Where I'm putting my building hours. Model Context Protocol is becoming the plumbing
between agents and the real world — I'm running one server in production today and shipping
the next two, betting this niche matters more in 2026 than the consensus has priced in.
2Shipped
1In development
2025First deploy
Shipped
Todoist + Telemetry Logging
Production · since Sep 2025
A remote, GitHub-OAuth-protected MCP server that gives any agent secure read/write access
to my Todoist — and quietly logs every tool call so the AI can answer "how much time did
you save me?" Two surfaces in one server: a Todoist control plane and an AI-usage
observability plane. Live on Cloudflare's edge since September 2025.
Live
Cloudflare Workers
Stack
Cloudflare Workers + Durable Objects + D1 + KV
Auth
GitHub OAuth (per-user approval, not a shared API key)
Quantifies the AI's actual impact — every tool call lands in D1 with a configurable
time-saved weight, so the server can answer "how much time did you save me this
month?" with real numbers.
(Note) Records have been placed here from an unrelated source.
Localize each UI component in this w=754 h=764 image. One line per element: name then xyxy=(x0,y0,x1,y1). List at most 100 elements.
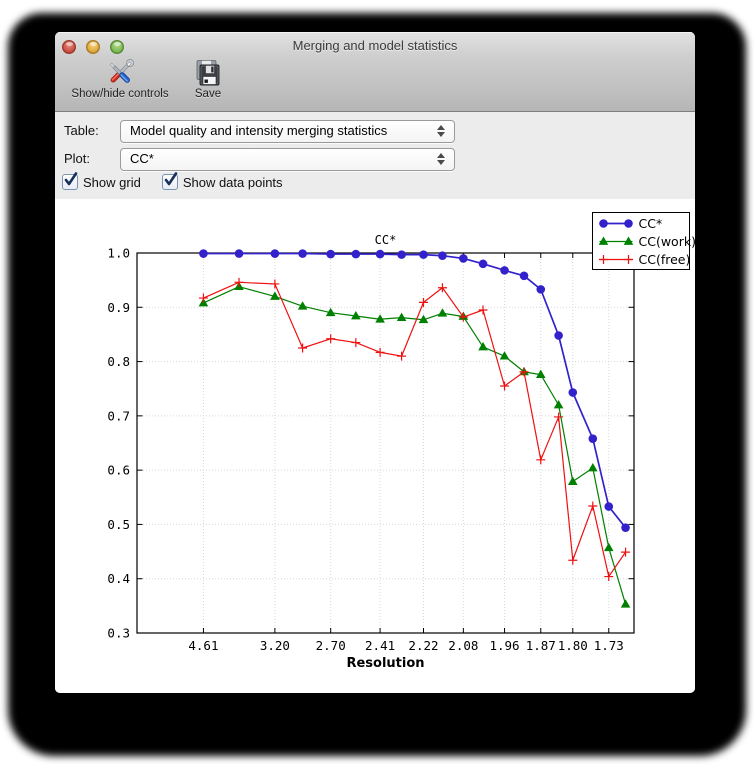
data-point-marker xyxy=(375,249,385,259)
data-point-marker xyxy=(568,555,578,565)
svg-text:2.70: 2.70 xyxy=(316,638,346,653)
table-select[interactable]: Model quality and intensity merging stat… xyxy=(120,120,455,143)
series-cc-free- xyxy=(198,277,631,582)
legend-entry-label: CC* xyxy=(639,216,663,231)
svg-text:4.61: 4.61 xyxy=(188,638,218,653)
show-data-points-checkbox-group: Show data points xyxy=(161,172,283,190)
stepper-arrows-icon xyxy=(437,152,446,166)
show-grid-checkbox[interactable] xyxy=(62,172,78,190)
svg-text:0.8: 0.8 xyxy=(107,354,130,369)
data-point-marker xyxy=(519,271,529,281)
data-point-marker xyxy=(599,255,608,264)
data-point-marker xyxy=(500,266,509,275)
data-point-marker xyxy=(270,291,280,300)
data-point-marker xyxy=(270,279,280,289)
toolbar: Show/hide controls Save xyxy=(65,57,233,102)
app-window: Merging and model statistics xyxy=(55,32,695,693)
data-point-marker xyxy=(554,412,564,422)
data-point-marker xyxy=(396,312,407,321)
chart-canvas: 4.61 3.20 2.70 2.41 2.22 2.08 1.96 1.87 1.80 1.73… xyxy=(107,212,695,671)
table-label: Table: xyxy=(64,123,99,138)
svg-text:2.08: 2.08 xyxy=(448,638,478,653)
data-point-marker xyxy=(234,249,244,258)
data-point-marker xyxy=(568,388,578,397)
data-point-marker xyxy=(375,347,385,357)
data-point-marker xyxy=(620,599,631,608)
data-point-marker xyxy=(588,462,598,472)
svg-text:2.41: 2.41 xyxy=(365,638,395,653)
data-point-marker xyxy=(603,542,614,552)
window-title: Merging and model statistics xyxy=(292,38,458,53)
data-point-marker xyxy=(298,343,308,353)
save-icon xyxy=(196,60,220,86)
table-select-value: Model quality and intensity merging stat… xyxy=(130,123,388,138)
data-point-marker xyxy=(478,259,488,269)
show-hide-controls-button[interactable]: Show/hide controls xyxy=(65,57,175,102)
legend-entry-label: CC(free) xyxy=(639,252,691,267)
show-grid-label: Show grid xyxy=(83,174,141,190)
data-point-marker xyxy=(351,338,361,348)
data-point-marker xyxy=(588,434,598,443)
data-point-marker xyxy=(598,236,609,245)
zoom-button[interactable] xyxy=(110,40,124,54)
svg-text:2.22: 2.22 xyxy=(408,638,438,653)
data-point-marker xyxy=(567,476,578,485)
x-axis-label: Resolution xyxy=(346,656,424,671)
data-point-marker xyxy=(397,250,406,259)
svg-text:1.87: 1.87 xyxy=(526,638,556,653)
data-point-marker xyxy=(397,351,407,361)
svg-text:0.3: 0.3 xyxy=(107,626,130,641)
svg-text:1.73: 1.73 xyxy=(594,638,624,653)
chart-title: CC* xyxy=(375,233,397,247)
svg-text:1.96: 1.96 xyxy=(489,638,519,653)
plot-frame xyxy=(136,252,635,634)
minimize-button[interactable] xyxy=(86,40,100,54)
data-point-marker xyxy=(199,249,208,258)
data-point-marker xyxy=(437,308,448,317)
data-point-marker xyxy=(621,547,631,557)
data-point-marker xyxy=(438,251,447,261)
data-point-marker xyxy=(326,249,335,259)
series-cc-work- xyxy=(198,281,631,608)
data-point-marker xyxy=(478,305,488,315)
data-point-marker xyxy=(500,381,510,391)
data-point-marker xyxy=(553,400,564,409)
data-point-marker xyxy=(298,249,307,258)
plot-select-value: CC* xyxy=(130,151,154,166)
svg-text:0.9: 0.9 xyxy=(107,300,130,315)
data-point-marker xyxy=(297,301,308,310)
plot-label: Plot: xyxy=(64,151,91,166)
toolbar-item-label: Save xyxy=(194,88,222,100)
show-grid-checkbox-group: Show grid xyxy=(62,172,141,190)
data-point-marker xyxy=(588,501,598,511)
close-button[interactable] xyxy=(62,40,76,54)
data-point-marker xyxy=(624,255,633,264)
data-point-marker xyxy=(604,572,614,582)
svg-text:1.80: 1.80 xyxy=(558,638,588,653)
data-point-marker xyxy=(599,219,608,228)
axis-tick-labels: 4.61 3.20 2.70 2.41 2.22 2.08 1.96 1.87 1.80 1.73… xyxy=(107,246,623,654)
data-point-marker xyxy=(536,455,546,465)
show-data-points-checkbox[interactable] xyxy=(161,172,178,190)
data-point-marker xyxy=(604,502,614,511)
data-point-marker xyxy=(375,314,385,323)
chart-legend: CC* CC(work) CC(free) xyxy=(592,212,695,270)
axis-ticks xyxy=(137,252,634,634)
data-point-marker xyxy=(418,314,429,324)
chart-area: 4.61 3.20 2.70 2.41 2.22 2.08 1.96 1.87 1.80 1.73… xyxy=(55,199,695,693)
data-point-marker xyxy=(198,293,208,303)
data-point-marker xyxy=(624,219,633,228)
data-point-marker xyxy=(458,312,468,322)
toolbar-item-label: Show/hide controls xyxy=(71,88,169,100)
series-cc- xyxy=(199,249,630,532)
data-point-marker xyxy=(418,297,428,307)
svg-text:0.4: 0.4 xyxy=(107,571,130,586)
save-button[interactable]: Save xyxy=(183,57,233,102)
data-point-marker xyxy=(419,250,428,259)
plot-select[interactable]: CC* xyxy=(120,148,455,171)
svg-text:3.20: 3.20 xyxy=(260,638,290,653)
data-point-marker xyxy=(351,249,361,259)
data-point-marker xyxy=(234,277,244,287)
data-point-marker xyxy=(623,236,634,245)
svg-text:0.5: 0.5 xyxy=(107,517,130,532)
Most MCP servers expose data; this one also measures
itself.
Madison Endurance Sports
Shipped · v0.1 · May 2026
A FastMCP server for Madison-area endurance athletes — race discovery, NWS race-day
weather, and recurring group rides — wrapped in a /race_prep slash command
that resolves fuzzy race references ("madtown half" → the right race) and
returns a focused pre-race read: how long you'll be out there, what conditions to
expect, and basic nutrition matched to both.
Stack
Python — FastMCP 3.x on Prefect Horizon
Surface
find_races, race_weather, find_group_rides,
and the /race_prep prompt
Data
Hand-curated Madison race + group-ride seed (Ironman Wisconsin, Run Madtown, Horribly
Hilly, Wisconsin Triathlon Series, Trek Bicycle Madison rides, MadCity Runners…); NWS
for inside-7-days forecasts; bundled 30-year NOAA climate normals beyond. Optional
RunSignup enrichment when an API key is provided.
Two design moves I want to be known for: (1) dual-channel weather — the
server refuses to invent race-day forecasts beyond NWS's honest 7-day horizon, and
falls back to a labeled climate normal rather than confidently presenting next
week's weather as race day's. (2) Fuzzy slash-command UX — slash commands
that demand UUIDs are a portfolio piece, not a product; resolving
"madtown half" server-side is the difference. The piece collapses six
websites of Madison endurance planning into one MCP conversation built on FastMCP
idioms a Prefect engineer can read in under five minutes.
In development
Household + Food
In development
One MCP server, two domains — a shared context layer my wife and I both pass data through.
Household side: shared calendars, home-maintenance reminders, weekend agenda buffer.
Food side: pantry inventory, fridge and freezer inventory, weekly meal plan, and an
auto-generated shopping list that's just meal plan minus inventory.
The user interface isn't tools, it's slash commands —
/plan_week, /weekend_brief, /restock_decision,
/maintenance_check — so neither of us has to learn an API to use what's
really a shared family operating layer.
Why MCP, why now
The protocol consolidated in 2025 — one transport survived (Streamable HTTP), auth
formalized around OAuth 2.1 + PKCE + Dynamic Client Registration, Cloudflare turned into a
first-class host. The hard parts of writing a remote, secure, multi-user MCP server are now
~80% scaffolded. The remaining 20% is the part I want to be known for: agent-native product
design — discovery, iteration, context. Most servers expose APIs. The good ones design for
how an agent actually uses them.
The longer bet: agents need trust. MCP today authenticates the user to the server; it
doesn't carry verifiable identity for the agent acting on the user's behalf. Self-sovereign
identity is the missing layer there — and
that's the ten-year bet this MCP work is the agent-side counterpart to.